Par conséquent, j'accepte volontiers le rendez-vous qu'il veut bien me donner.
Je prends quelque distance à l'égard de l'impétuosité qu'il introduit dans ce
débat, qui, certes, ne contredit pas nécessairement la réflexion mais peut, à
certains moments, l'obscurcir.
M. Philippe Marini.
Il a des convictions !
M. Alain Richard,
ministre de la défense.
Je veux simplement lui dire que la conviction et
le sens du devoir peuvent aussi s'exprimer sans emphase !
(Applaudissements
sur les travées socialistes, ainsi que sur celles du groupe communiste
républicain et citoyen.)
M. Philippe Marini.
Chacun son style !
M. le président.
Personne ne demande plus la parole ?...
Je mets aux voix les autorisations de programme et les crédits de paiement
figurant au titre V.
Je suis saisi d'une demande de scrutin public émanant du groupe du RPR.
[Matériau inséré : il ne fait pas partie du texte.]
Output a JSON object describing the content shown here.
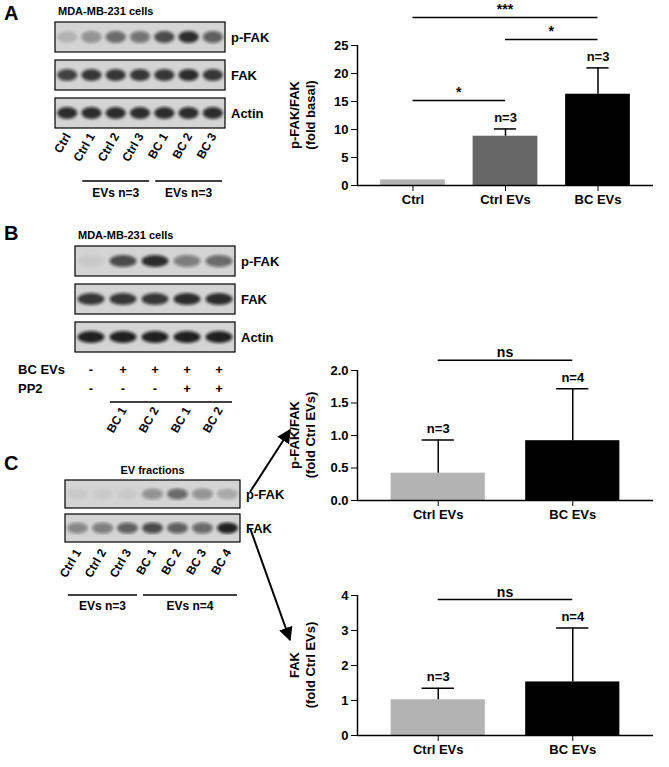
{
  "chart_data": [
    {
      "type": "bar",
      "categories": [
        "Ctrl",
        "Ctrl EVs",
        "BC EVs"
      ],
      "values": [
        1,
        8.8,
        16.3
      ],
      "errors": [
        null,
        1.3,
        4.7
      ],
      "n_labels": [
        null,
        "n=3",
        "n=3"
      ],
      "colors": [
        "#b3b3b3",
        "#666666",
        "#000000"
      ],
      "ylim": [
        0,
        25
      ],
      "yticks": [
        0,
        5,
        10,
        15,
        20,
        25
      ],
      "y_label": [
        "p-FAK/FAK",
        "(fold basal)"
      ],
      "comparisons": [
        {
          "between": [
            "Ctrl",
            "Ctrl EVs"
          ],
          "label": "*"
        },
        {
          "between": [
            "Ctrl EVs",
            "BC EVs"
          ],
          "label": "*"
        },
        {
          "between": [
            "Ctrl",
            "BC EVs"
          ],
          "label": "***"
        }
      ]
    },
    {
      "type": "bar",
      "categories": [
        "Ctrl EVs",
        "BC EVs"
      ],
      "values": [
        0.42,
        0.92
      ],
      "errors": [
        0.51,
        0.8
      ],
      "n_labels": [
        "n=3",
        "n=4"
      ],
      "colors": [
        "#b3b3b3",
        "#000000"
      ],
      "ylim": [
        0,
        2
      ],
      "yticks": [
        {
          "value": 0,
          "label": "0.0"
        },
        {
          "value": 0.5,
          "label": "0.5"
        },
        {
          "value": 1,
          "label": "1.0"
        },
        {
          "value": 1.5,
          "label": "1.5"
        },
        {
          "value": 2,
          "label": "2.0"
        }
      ],
      "y_label": [
        "p-FAK/FAK",
        "(fold Ctrl EVs)"
      ],
      "comparisons": [
        {
          "between": [
            "Ctrl EVs",
            "BC EVs"
          ],
          "label": "ns"
        }
      ]
    },
    {
      "type": "bar",
      "categories": [
        "Ctrl EVs",
        "BC EVs"
      ],
      "values": [
        1.02,
        1.53
      ],
      "errors": [
        0.33,
        1.54
      ],
      "n_labels": [
        "n=3",
        "n=4"
      ],
      "colors": [
        "#b3b3b3",
        "#000000"
      ],
      "ylim": [
        0,
        4
      ],
      "yticks": [
        0,
        1,
        2,
        3,
        4
      ],
      "y_label": [
        "FAK",
        "(fold Ctrl EVs)"
      ],
      "comparisons": [
        {
          "between": [
            "Ctrl EVs",
            "BC EVs"
          ],
          "label": "ns"
        }
      ]
    }
  ],
  "blots": [
    {
      "panel": "A",
      "title": "MDA-MB-231 cells",
      "rows": [
        {
          "label": "p-FAK",
          "band_intensity": [
            0.15,
            0.35,
            0.55,
            0.5,
            0.7,
            0.85,
            0.6
          ]
        },
        {
          "label": "FAK",
          "band_intensity": [
            0.75,
            0.8,
            0.8,
            0.8,
            0.8,
            0.85,
            0.8
          ]
        },
        {
          "label": "Actin",
          "band_intensity": [
            0.85,
            0.85,
            0.85,
            0.85,
            0.85,
            0.85,
            0.85
          ]
        }
      ],
      "lanes": [
        "Ctrl",
        "Ctrl 1",
        "Ctrl 2",
        "Ctrl 3",
        "BC 1",
        "BC 2",
        "BC 3"
      ],
      "groups": [
        {
          "label": "EVs n=3",
          "lanes": [
            1,
            3
          ]
        },
        {
          "label": "EVs n=3",
          "lanes": [
            4,
            6
          ]
        }
      ]
    },
    {
      "panel": "B",
      "title": "MDA-MB-231 cells",
      "rows": [
        {
          "label": "p-FAK",
          "band_intensity": [
            0.05,
            0.7,
            0.85,
            0.45,
            0.55
          ]
        },
        {
          "label": "FAK",
          "band_intensity": [
            0.8,
            0.8,
            0.8,
            0.85,
            0.85
          ]
        },
        {
          "label": "Actin",
          "band_intensity": [
            0.9,
            0.9,
            0.9,
            0.9,
            0.9
          ]
        }
      ],
      "treatments": [
        {
          "label": "BC EVs",
          "marks": [
            "-",
            "+",
            "+",
            "+",
            "+"
          ]
        },
        {
          "label": "PP2",
          "marks": [
            "-",
            "-",
            "-",
            "+",
            "+"
          ]
        }
      ],
      "lanes": [
        null,
        "BC 1",
        "BC 2",
        "BC 1",
        "BC 2"
      ],
      "groups": [
        {
          "label": null,
          "lanes": [
            1,
            4
          ]
        }
      ]
    },
    {
      "panel": "C",
      "title": "EV fractions",
      "rows": [
        {
          "label": "p-FAK",
          "band_intensity": [
            0.05,
            0.05,
            0.05,
            0.35,
            0.55,
            0.35,
            0.2
          ]
        },
        {
          "label": "FAK",
          "band_intensity": [
            0.4,
            0.45,
            0.6,
            0.7,
            0.6,
            0.55,
            0.9
          ]
        }
      ],
      "lanes": [
        "Ctrl 1",
        "Ctrl 2",
        "Ctrl 3",
        "BC 1",
        "BC 2",
        "BC 3",
        "BC 4"
      ],
      "groups": [
        {
          "label": "EVs n=3",
          "lanes": [
            0,
            2
          ]
        },
        {
          "label": "EVs n=4",
          "lanes": [
            3,
            6
          ]
        }
      ]
    }
  ]
}
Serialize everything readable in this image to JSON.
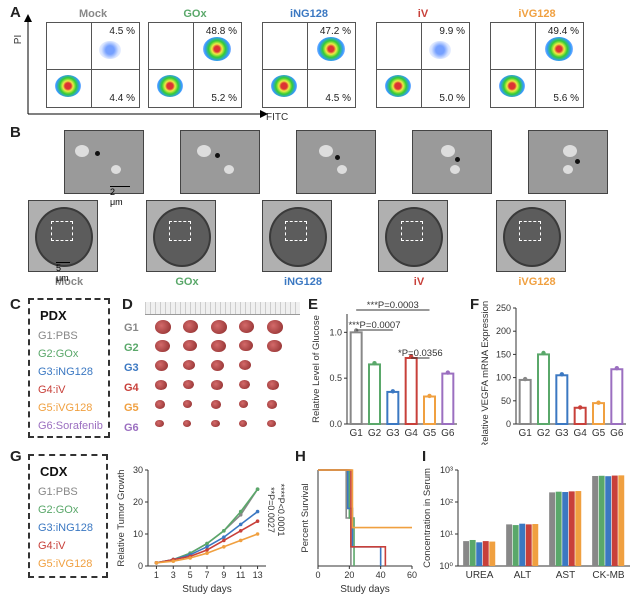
{
  "panels": {
    "A": "A",
    "B": "B",
    "C": "C",
    "D": "D",
    "E": "E",
    "F": "F",
    "G": "G",
    "H": "H",
    "I": "I"
  },
  "flow": {
    "y_axis": "PI",
    "x_axis": "FITC",
    "plots": [
      {
        "label": "Mock",
        "color": "#888888",
        "upper_right": "4.5 %",
        "lower_right": "4.4 %"
      },
      {
        "label": "GOx",
        "color": "#5aa86a",
        "upper_right": "48.8 %",
        "lower_right": "5.2 %"
      },
      {
        "label": "iNG128",
        "color": "#3b78c2",
        "upper_right": "47.2 %",
        "lower_right": "4.5 %"
      },
      {
        "label": "iV",
        "color": "#c8403a",
        "upper_right": "9.9 %",
        "lower_right": "5.0 %"
      },
      {
        "label": "iVG128",
        "color": "#f0a040",
        "upper_right": "49.4 %",
        "lower_right": "5.6 %"
      }
    ]
  },
  "tem": {
    "scale_small": "2 μm",
    "scale_large": "5 μm",
    "labels": [
      {
        "text": "Mock",
        "color": "#888888"
      },
      {
        "text": "GOx",
        "color": "#5aa86a"
      },
      {
        "text": "iNG128",
        "color": "#3b78c2"
      },
      {
        "text": "iV",
        "color": "#c8403a"
      },
      {
        "text": "iVG128",
        "color": "#f0a040"
      }
    ]
  },
  "pdx_legend": {
    "title": "PDX",
    "items": [
      {
        "text": "G1:PBS",
        "color": "#888888"
      },
      {
        "text": "G2:GOx",
        "color": "#5aa86a"
      },
      {
        "text": "G3:iNG128",
        "color": "#3b78c2"
      },
      {
        "text": "G4:iV",
        "color": "#c8403a"
      },
      {
        "text": "G5:iVG128",
        "color": "#f0a040"
      },
      {
        "text": "G6:Sorafenib",
        "color": "#9b6fc0"
      }
    ]
  },
  "tumor_rows": [
    {
      "label": "G1",
      "color": "#888888",
      "count": 5
    },
    {
      "label": "G2",
      "color": "#5aa86a",
      "count": 5
    },
    {
      "label": "G3",
      "color": "#3b78c2",
      "count": 4
    },
    {
      "label": "G4",
      "color": "#c8403a",
      "count": 5
    },
    {
      "label": "G5",
      "color": "#f0a040",
      "count": 5
    },
    {
      "label": "G6",
      "color": "#9b6fc0",
      "count": 5
    }
  ],
  "cdx_legend": {
    "title": "CDX",
    "items": [
      {
        "text": "G1:PBS",
        "color": "#888888"
      },
      {
        "text": "G2:GOx",
        "color": "#5aa86a"
      },
      {
        "text": "G3:iNG128",
        "color": "#3b78c2"
      },
      {
        "text": "G4:iV",
        "color": "#c8403a"
      },
      {
        "text": "G5:iVG128",
        "color": "#f0a040"
      }
    ]
  },
  "chart_data": [
    {
      "id": "E",
      "type": "bar",
      "ylabel": "Relative Level of Glucose",
      "categories": [
        "G1",
        "G2",
        "G3",
        "G4",
        "G5",
        "G6"
      ],
      "colors": [
        "#888888",
        "#5aa86a",
        "#3b78c2",
        "#c8403a",
        "#f0a040",
        "#9b6fc0"
      ],
      "values": [
        1.0,
        0.65,
        0.35,
        0.72,
        0.3,
        0.55
      ],
      "ylim": [
        0,
        1.2
      ],
      "yticks": [
        "0.0",
        "0.5",
        "1.0"
      ],
      "annotations": [
        "***P=0.0003",
        "***P=0.0007",
        "*P=0.0356"
      ]
    },
    {
      "id": "F",
      "type": "bar",
      "ylabel": "Relative VEGFA mRNA Expression (%)",
      "categories": [
        "G1",
        "G2",
        "G3",
        "G4",
        "G5",
        "G6"
      ],
      "colors": [
        "#888888",
        "#5aa86a",
        "#3b78c2",
        "#c8403a",
        "#f0a040",
        "#9b6fc0"
      ],
      "values": [
        95,
        150,
        105,
        35,
        45,
        118
      ],
      "ylim": [
        0,
        250
      ],
      "yticks": [
        "0",
        "50",
        "100",
        "150",
        "200",
        "250"
      ]
    },
    {
      "id": "G",
      "type": "line",
      "ylabel": "Relative Tumor Growth",
      "xlabel": "Study days",
      "x": [
        1,
        3,
        5,
        7,
        9,
        11,
        13
      ],
      "xticks": [
        "1",
        "3",
        "5",
        "7",
        "9",
        "11",
        "13"
      ],
      "yticks": [
        "0",
        "10",
        "20",
        "30"
      ],
      "ylim": [
        0,
        30
      ],
      "series": [
        {
          "values": [
            1,
            2,
            4,
            7,
            11,
            16,
            24
          ],
          "color": "#888888"
        },
        {
          "values": [
            1,
            2,
            4,
            7,
            11,
            17,
            24
          ],
          "color": "#5aa86a"
        },
        {
          "values": [
            1,
            2,
            3.5,
            6,
            9,
            13,
            17
          ],
          "color": "#3b78c2"
        },
        {
          "values": [
            1,
            2,
            3,
            5,
            8,
            11,
            14
          ],
          "color": "#c8403a"
        },
        {
          "values": [
            1,
            1.5,
            2.5,
            4,
            6,
            8,
            10
          ],
          "color": "#f0a040"
        }
      ],
      "annotations": [
        "****P<0.0001",
        "**P=0.0027"
      ]
    },
    {
      "id": "H",
      "type": "line",
      "ylabel": "Percent Survival",
      "xlabel": "Study days",
      "xticks": [
        "0",
        "20",
        "40",
        "60"
      ],
      "xlim": [
        0,
        60
      ],
      "ylim": [
        0,
        100
      ],
      "series": [
        {
          "color": "#888888",
          "steps": [
            [
              0,
              100
            ],
            [
              18,
              100
            ],
            [
              18,
              50
            ],
            [
              21,
              50
            ],
            [
              21,
              0
            ]
          ]
        },
        {
          "color": "#5aa86a",
          "steps": [
            [
              0,
              100
            ],
            [
              20,
              100
            ],
            [
              20,
              50
            ],
            [
              23,
              50
            ],
            [
              23,
              0
            ]
          ]
        },
        {
          "color": "#3b78c2",
          "steps": [
            [
              0,
              100
            ],
            [
              19,
              100
            ],
            [
              19,
              60
            ],
            [
              22,
              60
            ],
            [
              22,
              20
            ],
            [
              40,
              20
            ],
            [
              40,
              0
            ]
          ]
        },
        {
          "color": "#c8403a",
          "steps": [
            [
              0,
              100
            ],
            [
              21,
              100
            ],
            [
              21,
              20
            ],
            [
              43,
              20
            ],
            [
              43,
              0
            ]
          ]
        },
        {
          "color": "#f0a040",
          "steps": [
            [
              0,
              100
            ],
            [
              22,
              100
            ],
            [
              22,
              40
            ],
            [
              60,
              40
            ]
          ]
        }
      ]
    },
    {
      "id": "I",
      "type": "bar",
      "ylabel": "Concentration in Serum",
      "categories": [
        "UREA",
        "ALT",
        "AST",
        "CK-MB"
      ],
      "yticks": [
        "10⁰",
        "10¹",
        "10²",
        "10³"
      ],
      "log_min": 0,
      "log_max": 3,
      "colors": [
        "#888888",
        "#5aa86a",
        "#3b78c2",
        "#c8403a",
        "#f0a040"
      ],
      "groups": [
        [
          6,
          6.5,
          5.5,
          6,
          5.8
        ],
        [
          20,
          19,
          21,
          20,
          20.5
        ],
        [
          200,
          210,
          205,
          215,
          220
        ],
        [
          650,
          660,
          640,
          670,
          680
        ]
      ]
    }
  ]
}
Il va être procédé au scrutin dans les conditions réglementaires.
(Le scrutin a lieu.)
M. le président.
Personne ne demande plus à voter ?...
Le scrutin est clos.
(Il est procédé au comptage des votes.)
M. le président.
Voici le résultat du dépouillement du scrutin n°
49:
Nombre de votants | 318 |
Nombre de suffrages exprimés | 292 |
Majorité absolue des suffrages | 147 |
Pour l'adoption | 82 |
Contre | 210 |
Personne ne demande la parole ?...
Je mets aux voix les autorisations de programme et les crédits de paiement figurant au titre VI.